Rund 50 Telegram-Konten hat er fix auf dem Radar, dazu noch gegen 40 auf der Plattform X (vormals Twitter), das meiste davon Primärquellen. Damit ist er bisweilen schneller als redaktionelle Medien und kann Informationen liefern, die Redaktionen nicht oder noch nicht für ihre Berichterstattung berücksichtigt haben. Als der Tages-Anzeiger jüngst zum Brand im AKW Saporischschja nur den russischen Statthalter zitierte, der als Ursache ukrainischen Beschuss nannte, vermeldete Aldrovandi im Newsletter, der Rauch stamme von Autoreifen, welche die Russen direkt unter dem Kühlturm angezündet hatten, um eine Gefahrenlage zu simulieren und die IAEA-Experten dazu zu zwingen, Druck auf die Ukraine auszuüben; in dem Fall die plausiblere Erklärung, zumal es keine Belege für einen Beschuss gab.
Natürlich ist auch ein Newsletter-Herausgeber nicht vor Fehlern und Fehleinschätzungen gefeit. Doch die Quote ist gemessen am Output tief. «Bisher habe ich nur zwei Mal etwas geschrieben, das sich im Nachhinein als falsch herausgestellt hat. Das habe ich im Folgenewsletter korrigiert», sagt Mario Aldrovandi. Zur Qualitätskontrolle gehört es auch, die verwendeten Quellen auf ihre Glaubwürdigkeit zu überprüfen, allenfalls auszusortieren und immer nach neuen Informationsangeboten Ausschau zu halten.
Das Archiv wächst und wächst
In nun bald zweieinhalb Jahren hat er sich ein regelmässiges Publikum von geschätzt 8 bis 15’000 Leserinnen und Lesern erschrieben. Das lässt sich darum nicht so genau beziffern, weil er die Inhalte des Newsletters neben dem E-Mail-Versand auf mehreren anderen Plattformen platziert, vornehmlich auf Facebook und Instagram. Ausserdem sind alle inzwischen 901 Newsletter auf der Website ukraineaktuell.com abgelegt, die Interessierten als Archiv dient und bei der Newsletter-Produktion als wertvolles Arbeitsinstrument verwendet werden kann, um frühere Vorgänge zu recherchieren.

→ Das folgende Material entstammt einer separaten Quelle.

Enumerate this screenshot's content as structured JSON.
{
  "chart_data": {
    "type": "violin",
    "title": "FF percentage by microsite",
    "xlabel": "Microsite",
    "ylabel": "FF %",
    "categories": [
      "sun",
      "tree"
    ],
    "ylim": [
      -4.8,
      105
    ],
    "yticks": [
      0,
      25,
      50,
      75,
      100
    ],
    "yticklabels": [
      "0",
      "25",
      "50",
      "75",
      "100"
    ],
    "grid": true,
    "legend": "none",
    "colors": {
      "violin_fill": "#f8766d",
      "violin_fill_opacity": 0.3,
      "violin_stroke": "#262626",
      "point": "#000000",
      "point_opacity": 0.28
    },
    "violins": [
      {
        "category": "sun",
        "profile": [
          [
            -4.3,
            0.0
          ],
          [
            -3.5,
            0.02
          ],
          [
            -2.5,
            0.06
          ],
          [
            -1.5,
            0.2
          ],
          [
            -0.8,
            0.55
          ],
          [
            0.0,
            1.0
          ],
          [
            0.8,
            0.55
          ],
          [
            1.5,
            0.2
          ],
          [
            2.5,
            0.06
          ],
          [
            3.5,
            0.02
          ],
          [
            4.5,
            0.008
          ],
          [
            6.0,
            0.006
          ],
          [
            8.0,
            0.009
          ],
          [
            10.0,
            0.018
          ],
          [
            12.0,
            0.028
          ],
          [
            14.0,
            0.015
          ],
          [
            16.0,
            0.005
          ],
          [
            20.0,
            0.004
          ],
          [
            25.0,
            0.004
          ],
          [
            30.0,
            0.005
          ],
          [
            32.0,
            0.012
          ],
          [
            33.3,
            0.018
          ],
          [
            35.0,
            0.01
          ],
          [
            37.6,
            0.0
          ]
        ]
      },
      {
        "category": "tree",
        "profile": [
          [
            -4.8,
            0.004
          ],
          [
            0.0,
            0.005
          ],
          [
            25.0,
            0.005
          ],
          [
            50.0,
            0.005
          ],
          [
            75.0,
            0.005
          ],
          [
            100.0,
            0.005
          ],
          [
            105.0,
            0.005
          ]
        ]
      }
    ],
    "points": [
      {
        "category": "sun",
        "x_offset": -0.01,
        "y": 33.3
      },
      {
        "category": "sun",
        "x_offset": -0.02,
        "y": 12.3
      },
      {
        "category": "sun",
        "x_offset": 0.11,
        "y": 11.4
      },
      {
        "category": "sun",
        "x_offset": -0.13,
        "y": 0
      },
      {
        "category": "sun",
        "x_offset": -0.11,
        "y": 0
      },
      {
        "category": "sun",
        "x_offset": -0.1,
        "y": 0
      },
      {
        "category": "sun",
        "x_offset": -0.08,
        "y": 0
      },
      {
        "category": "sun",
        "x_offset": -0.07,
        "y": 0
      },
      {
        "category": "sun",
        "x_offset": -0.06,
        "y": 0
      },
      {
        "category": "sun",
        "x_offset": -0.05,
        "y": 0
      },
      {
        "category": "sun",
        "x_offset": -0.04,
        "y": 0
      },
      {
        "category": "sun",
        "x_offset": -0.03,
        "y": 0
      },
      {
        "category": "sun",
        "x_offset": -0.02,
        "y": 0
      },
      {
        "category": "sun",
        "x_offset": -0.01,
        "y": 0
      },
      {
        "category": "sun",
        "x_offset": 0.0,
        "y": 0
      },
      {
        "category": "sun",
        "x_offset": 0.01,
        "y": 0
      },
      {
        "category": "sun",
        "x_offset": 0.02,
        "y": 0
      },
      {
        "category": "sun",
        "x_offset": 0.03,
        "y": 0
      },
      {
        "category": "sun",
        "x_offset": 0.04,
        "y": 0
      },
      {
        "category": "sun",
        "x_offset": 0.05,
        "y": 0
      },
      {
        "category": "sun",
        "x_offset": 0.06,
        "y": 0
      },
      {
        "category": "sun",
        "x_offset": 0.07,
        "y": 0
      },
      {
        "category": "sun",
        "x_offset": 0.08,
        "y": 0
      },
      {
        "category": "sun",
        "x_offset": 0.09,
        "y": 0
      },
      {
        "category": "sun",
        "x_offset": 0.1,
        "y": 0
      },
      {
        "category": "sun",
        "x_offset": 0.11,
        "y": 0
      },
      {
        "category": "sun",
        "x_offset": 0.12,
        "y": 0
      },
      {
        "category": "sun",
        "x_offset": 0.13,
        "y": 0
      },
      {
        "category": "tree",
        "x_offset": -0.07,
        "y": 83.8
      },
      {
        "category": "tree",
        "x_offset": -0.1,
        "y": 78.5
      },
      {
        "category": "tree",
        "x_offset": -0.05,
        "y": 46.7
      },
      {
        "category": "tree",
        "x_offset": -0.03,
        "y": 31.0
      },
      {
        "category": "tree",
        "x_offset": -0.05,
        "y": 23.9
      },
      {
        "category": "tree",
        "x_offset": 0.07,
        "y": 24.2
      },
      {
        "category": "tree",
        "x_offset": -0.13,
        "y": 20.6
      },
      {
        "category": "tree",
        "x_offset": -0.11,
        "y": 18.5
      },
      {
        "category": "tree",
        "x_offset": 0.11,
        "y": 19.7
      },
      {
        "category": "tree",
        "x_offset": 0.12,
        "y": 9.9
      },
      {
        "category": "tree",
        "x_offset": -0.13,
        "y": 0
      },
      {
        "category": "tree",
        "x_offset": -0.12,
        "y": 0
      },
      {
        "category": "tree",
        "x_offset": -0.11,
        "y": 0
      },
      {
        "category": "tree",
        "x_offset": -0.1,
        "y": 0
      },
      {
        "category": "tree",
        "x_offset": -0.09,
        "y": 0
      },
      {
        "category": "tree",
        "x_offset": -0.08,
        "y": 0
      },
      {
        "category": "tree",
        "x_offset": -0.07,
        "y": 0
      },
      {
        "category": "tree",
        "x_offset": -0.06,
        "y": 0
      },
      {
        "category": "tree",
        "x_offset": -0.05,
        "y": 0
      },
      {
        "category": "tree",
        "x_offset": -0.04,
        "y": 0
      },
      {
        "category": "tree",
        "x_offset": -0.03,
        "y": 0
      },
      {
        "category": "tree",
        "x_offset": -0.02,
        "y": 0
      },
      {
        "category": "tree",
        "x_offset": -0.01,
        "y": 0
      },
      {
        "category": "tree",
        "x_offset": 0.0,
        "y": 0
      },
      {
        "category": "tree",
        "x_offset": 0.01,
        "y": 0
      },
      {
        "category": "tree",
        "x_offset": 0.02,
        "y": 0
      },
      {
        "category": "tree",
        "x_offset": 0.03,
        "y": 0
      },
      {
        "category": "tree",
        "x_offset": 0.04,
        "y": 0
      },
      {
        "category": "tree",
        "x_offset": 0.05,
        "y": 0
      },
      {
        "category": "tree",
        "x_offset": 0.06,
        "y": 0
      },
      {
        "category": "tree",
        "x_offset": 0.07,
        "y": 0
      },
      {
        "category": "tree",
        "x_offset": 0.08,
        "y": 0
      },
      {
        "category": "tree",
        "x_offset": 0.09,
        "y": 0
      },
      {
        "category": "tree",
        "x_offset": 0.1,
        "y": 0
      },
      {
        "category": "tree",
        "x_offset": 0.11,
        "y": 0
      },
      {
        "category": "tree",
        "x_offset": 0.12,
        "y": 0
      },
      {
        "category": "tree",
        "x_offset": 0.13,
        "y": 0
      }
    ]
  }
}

Aber wer liest denn eigentlich all die News zum Ukrainekrieg? Sein Publikum kennt Aldrovandi nur beschränkt, er geht aber davon aus, dass es mehrheitlich, so wie er selbst, pro-ukrainisch tickt. Rückmeldungen auf seine Arbeit erhält er nur selten, ab und zu ein Hinweis von ehemaligen Kollegen, schau dir doch noch dieses oder jenes Video an. «Was ich mache, läuft unter dem Radar», findet darum der Journalist. Das mag auch daran liegen, dass er nicht die grossen Einordnungen und Meinungsstücke zum Ukrainekrieg liefert, die Anlass zu Diskussionen geben oder für Kontroversen sorgen. «Das ist eine Frage der Persönlichkeitsstruktur», sagt Aldrovandi im Gespräch. «Ich war nie der grosse Kommentator als Journalist.»
Selbst Fachleute, die sich beruflich intensiv mit der Ukraine befassen, kennen den Newsletter nicht, wie eine Stichprobe von persoenlich.com ergab. Was auch heisst: Bei Werbung und Distribution gibt es Luft nach oben. Sein Sohn hilft ihm zwar, die Inhalte des Newsletters auf Instagram aufzubereiten. Aber sonst ist ukraineaktuell.com ein Einmannbetrieb. «Ich könnte schon noch Unterstützung gebrauchen und wäre auch offen dafür», sagt Aldrovandi, zumal ein Ende des Newsletters nicht absehbar ist. Zwar möchte er nicht ein Leben lang über die Ukraine berichten. «Aber solange es Krieg gibt, mache ich weiter.» Auch deshalb, weil er den Widerstand und die Leidensfähigkeit der Ukrainer bewundert, obwohl er selbst noch nie im Land war und auch keine Ukrainer persönlich kennt.